Ensuite, à compter du 19 octobre 2009, la deuxième disposition – tous les quatre
ans – qui est tenue en suspens par le « sous réserve du paragraphe (1) » jusqu’à
la première date d’élection prévue – serait appliquée.
Ni l’une, ni l’autre de ces interprétations n’est
particulièrement satisfaisante, et chacune illustre le problème qui se pose
lorsqu’on tente de réunir deux types d’élection – prévues et non prévues – dans
une seule disposition législative.
Selon l’une ou l’autre interprétation, il n’y aura plus de
problème une fois que le 19 octobre 2009 sera passé, parce que cette disposition
sera alors périmée. Mais que fait-on maintenant?
En examinant le hansard, on constate que les députés savaient
très bien que le projet de loi n’empêcherait pas le premier ministre de demander
une dissolution plus tôt que prévu. Les députés des deux côtés de la Chambre ont
toutefois mal estimé ce qu’une telle demande pourrait coûter à un premier
ministre sur le plan politique.
Il est malheureux que le Parlement n’ait pas tenu compte de
ce problème prévisible. Le hansard ne traite pas directement de la situation
dans laquelle nous nous trouvons actuellement, c’est-à-dire de la nécessité d’un
mécanisme de transition qui tienne compte de l’éventualité d’une élection non
prévue avant le jour de la première élection à date fixe. Toutefois, les débats
de la Chambre des communes font référence à des lois de l’Ontario et de la
Colombie-Britannique qui ont servi de modèle pour la loi fédérale, et elles sont
instructives sur cette question.
La loi fédérale ressemble énormément à celle de la
Colombie-Britannique, bien que cette dernière soit moins ambiguë.
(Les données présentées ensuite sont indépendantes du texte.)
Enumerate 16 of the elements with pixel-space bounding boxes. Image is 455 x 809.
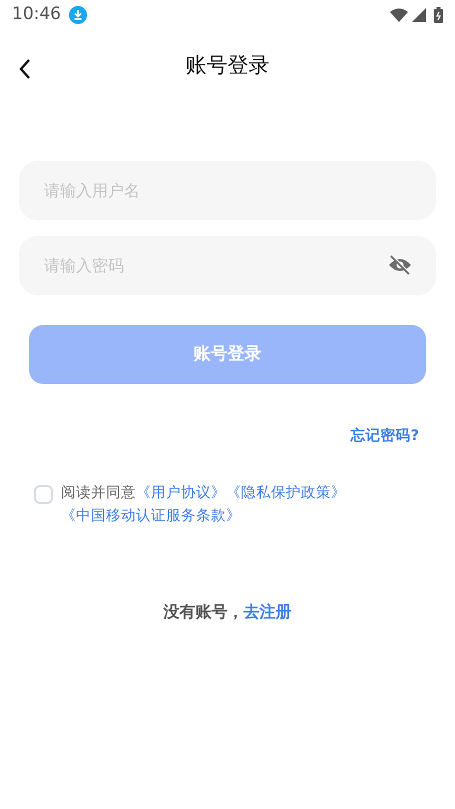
wifi-icon	[390, 8, 408, 22]
agreement-link[interactable]: 《中国移动认证服务条款》	[61, 508, 241, 524]
back-icon	[18, 58, 32, 80]
status-time: 10:46	[12, 3, 61, 26]
eye-off-icon[interactable]	[388, 255, 412, 275]
agreement-link[interactable]: 《用户协议》	[136, 484, 226, 501]
agreement-text: 阅读并同意《用户协议》《隐私保护政策》 《中国移动认证服务条款》	[61, 484, 347, 526]
signal-icon	[412, 8, 426, 22]
battery-icon	[434, 7, 443, 23]
download-icon	[69, 6, 87, 24]
forgot-password-link[interactable]: 忘记密码?	[350, 426, 419, 448]
register-prompt: 没有账号，	[164, 601, 244, 624]
register-link[interactable]: 去注册	[244, 600, 292, 624]
agreement-link[interactable]: 《隐私保护政策》	[226, 484, 346, 501]
agreement-checkbox[interactable]	[34, 484, 53, 504]
page-title: 账号登录	[186, 52, 270, 80]
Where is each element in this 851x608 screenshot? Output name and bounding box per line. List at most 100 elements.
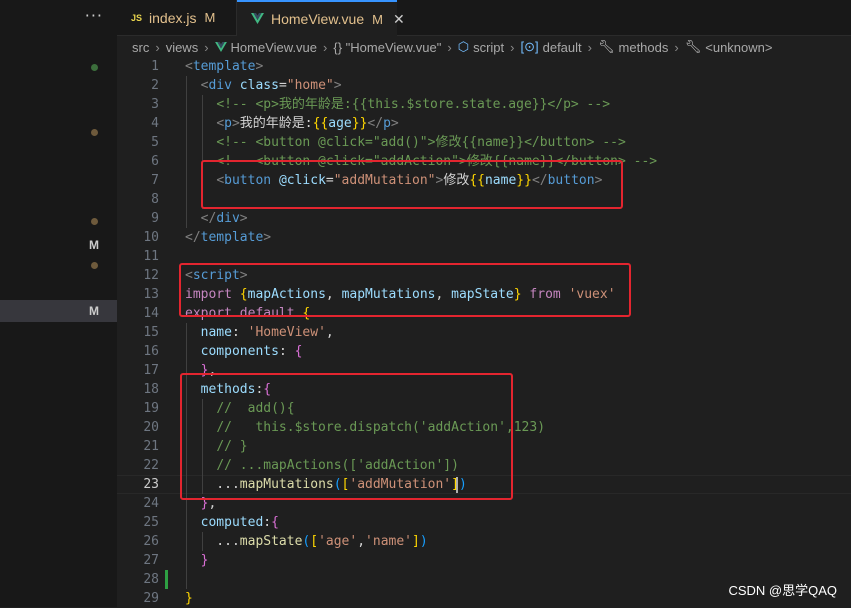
line-number: 20 — [143, 420, 159, 435]
breadcrumb-item[interactable]: HomeView.vue — [231, 40, 317, 55]
breadcrumb-item[interactable]: {} "HomeView.vue" — [333, 40, 441, 55]
git-added-bar — [165, 570, 168, 589]
code-token: name — [200, 325, 232, 340]
line-number: 4 — [151, 116, 159, 131]
more-actions-button[interactable]: ··· — [85, 6, 103, 25]
breadcrumb-item[interactable]: src — [132, 40, 149, 55]
code-token: > — [255, 59, 264, 74]
code-line[interactable]: computed:{ — [185, 513, 279, 532]
line-number: 9 — [151, 211, 159, 226]
code-token: </ — [200, 211, 217, 226]
code-line[interactable]: </div> — [185, 209, 248, 228]
code-line[interactable]: components: { — [185, 342, 303, 361]
tab-modified-mark: M — [204, 10, 216, 25]
code-token: > — [263, 230, 272, 245]
line-number: 15 — [143, 325, 159, 340]
code-token: { — [271, 515, 279, 530]
code-line[interactable]: <p>我的年龄是:{{age}}</p> — [185, 114, 399, 133]
indent-guide — [202, 532, 203, 551]
modified-mark: M — [89, 304, 99, 318]
line-number: 24 — [143, 496, 159, 511]
code-token: > — [239, 211, 248, 226]
git-status-dot — [91, 218, 98, 225]
line-number: 3 — [151, 97, 159, 112]
code-line[interactable]: <template> — [185, 57, 263, 76]
code-token: ) — [419, 534, 428, 549]
git-status-dot — [91, 262, 98, 269]
code-token: <!-- <p>我的年龄是:{{this.$store.state.age}}<… — [216, 97, 611, 112]
code-token: : — [231, 325, 248, 340]
code-token: template — [200, 230, 264, 245]
code-token: < — [216, 116, 225, 131]
code-token: : — [263, 515, 272, 530]
line-number: 21 — [143, 439, 159, 454]
line-number: 8 — [151, 192, 159, 207]
code-token: > — [333, 78, 342, 93]
tab-bar: js index.js M HomeView.vue M ✕ — [117, 0, 851, 36]
code-token: } — [200, 553, 209, 568]
line-number: 13 — [143, 287, 159, 302]
line-number: 18 — [143, 382, 159, 397]
indent-guide — [186, 76, 187, 228]
cube-icon: ⬡ — [457, 39, 470, 54]
annotation-box — [201, 160, 623, 209]
code-token: </ — [185, 230, 201, 245]
line-number: 1 — [151, 59, 159, 74]
code-line[interactable]: } — [185, 551, 209, 570]
breadcrumb-item[interactable]: script — [473, 40, 504, 55]
variable-icon: [⊙] — [520, 39, 539, 54]
breadcrumb-item[interactable]: <unknown> — [705, 40, 772, 55]
line-number: 26 — [143, 534, 159, 549]
close-icon[interactable]: ✕ — [393, 11, 405, 28]
code-line[interactable]: ...mapState(['age','name']) — [185, 532, 428, 551]
code-line[interactable]: name: 'HomeView', — [185, 323, 334, 342]
tab-index-js[interactable]: js index.js M — [117, 0, 237, 35]
line-number: 25 — [143, 515, 159, 530]
chevron-right-icon: › — [587, 39, 592, 55]
tab-homeview-vue[interactable]: HomeView.vue M ✕ — [237, 0, 405, 36]
code-token: template — [192, 59, 256, 74]
line-number: 29 — [143, 591, 159, 606]
annotation-box — [180, 373, 513, 500]
code-token: 'name' — [365, 534, 413, 549]
tab-modified-mark: M — [372, 11, 383, 27]
vue-file-icon — [214, 40, 227, 55]
code-token: > — [390, 116, 399, 131]
line-number: 2 — [151, 78, 159, 93]
code-token: div — [216, 211, 240, 226]
code-token: 我的年龄是: — [239, 116, 313, 131]
code-token: {{ — [312, 116, 329, 131]
code-token: p — [383, 116, 391, 131]
code-token: > — [231, 116, 240, 131]
code-token: = — [278, 78, 287, 93]
js-file-icon: js — [131, 12, 143, 23]
code-token: ... — [185, 534, 240, 549]
line-number: 11 — [143, 249, 159, 264]
breadcrumb: src › views › HomeView.vue › {} "HomeVie… — [117, 36, 851, 58]
code-token: < — [185, 59, 193, 74]
code-line[interactable]: </template> — [185, 228, 271, 247]
code-line[interactable]: } — [185, 589, 193, 608]
line-number: 27 — [143, 553, 159, 568]
breadcrumb-item[interactable]: views — [166, 40, 199, 55]
code-token: computed — [200, 515, 264, 530]
code-token: <!-- <button @click="add()">修改{{name}}</… — [216, 135, 626, 150]
line-number: 19 — [143, 401, 159, 416]
code-line[interactable]: <!-- <button @click="add()">修改{{name}}</… — [185, 133, 626, 152]
breadcrumb-item[interactable]: methods — [619, 40, 669, 55]
chevron-right-icon: › — [323, 39, 328, 55]
code-token: mapState — [239, 534, 303, 549]
tab-label: HomeView.vue — [271, 11, 365, 27]
code-line[interactable]: <!-- <p>我的年龄是:{{this.$store.state.age}}<… — [185, 95, 610, 114]
breadcrumb-item[interactable]: default — [543, 40, 582, 55]
code-token: components — [200, 344, 279, 359]
code-line[interactable]: <div class="home"> — [185, 76, 342, 95]
explorer-selected-row[interactable] — [0, 300, 117, 322]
La principale
disposition est rédigée comme suit6 :
(2) Sous réserve du paragraphe (1), une élection
générale doit avoir lieu le 17 mai 2005 et, par la suite, le deuxième mardi
de mai de la quatrième année civile qui suit le jour du scrutin de la
dernière élection générale.
Il n’est pas surprenant que le gouvernement majoritaire de
Gordon Campbell n’ait pas prévu de mécanisme de transition précis pour le cas où
le lieutenant-gouverneur dissoudrait l’Assemblée législative avant le jour prévu
pour la première élection à date fixe. Il aurait été très surprenant qu’un
gouvernement détenant 77 sièges sur 79 tombe volontairement ou par hasard avant
cette date.
En revanche, les libéraux de M. McGuinty, en Ontario, ont
prévu un tel mécanisme de transition explicite malgré une majorité confortable à
l’Assemblée législative. La loi ontarienne sur les élections à date fixe prévoit
les dispositions suivantes7 :
9.(1) Le présent article n’a aucune incidence sur les
pouvoirs du lieutenant-gouverneur, y compris celui de dissoudre la
Législature, par proclamation prise au nom de Sa Majesté, lorsque le
lieutenant-gouverneur le juge opportun.
(2) Sous réserve des pouvoirs du lieutenant-gouverneur
visés au paragraphe (1) :
a) une élection générale est tenue le jeudi 4 octobre
2007, à moins qu’une élection générale n’ait été tenue, après le jour où la Loi de 2005 modifiant des lois en ce qui concerne les élections
reçoit la sanction royale mais avant le 4 octobre 2007, en raison de la
dissolution de la Législature;
b) par la suite, des élections générales sont tenues le
premier jeudi d’octobre de la quatrième année civile qui suit le jour du
scrutin de la dernière élection générale.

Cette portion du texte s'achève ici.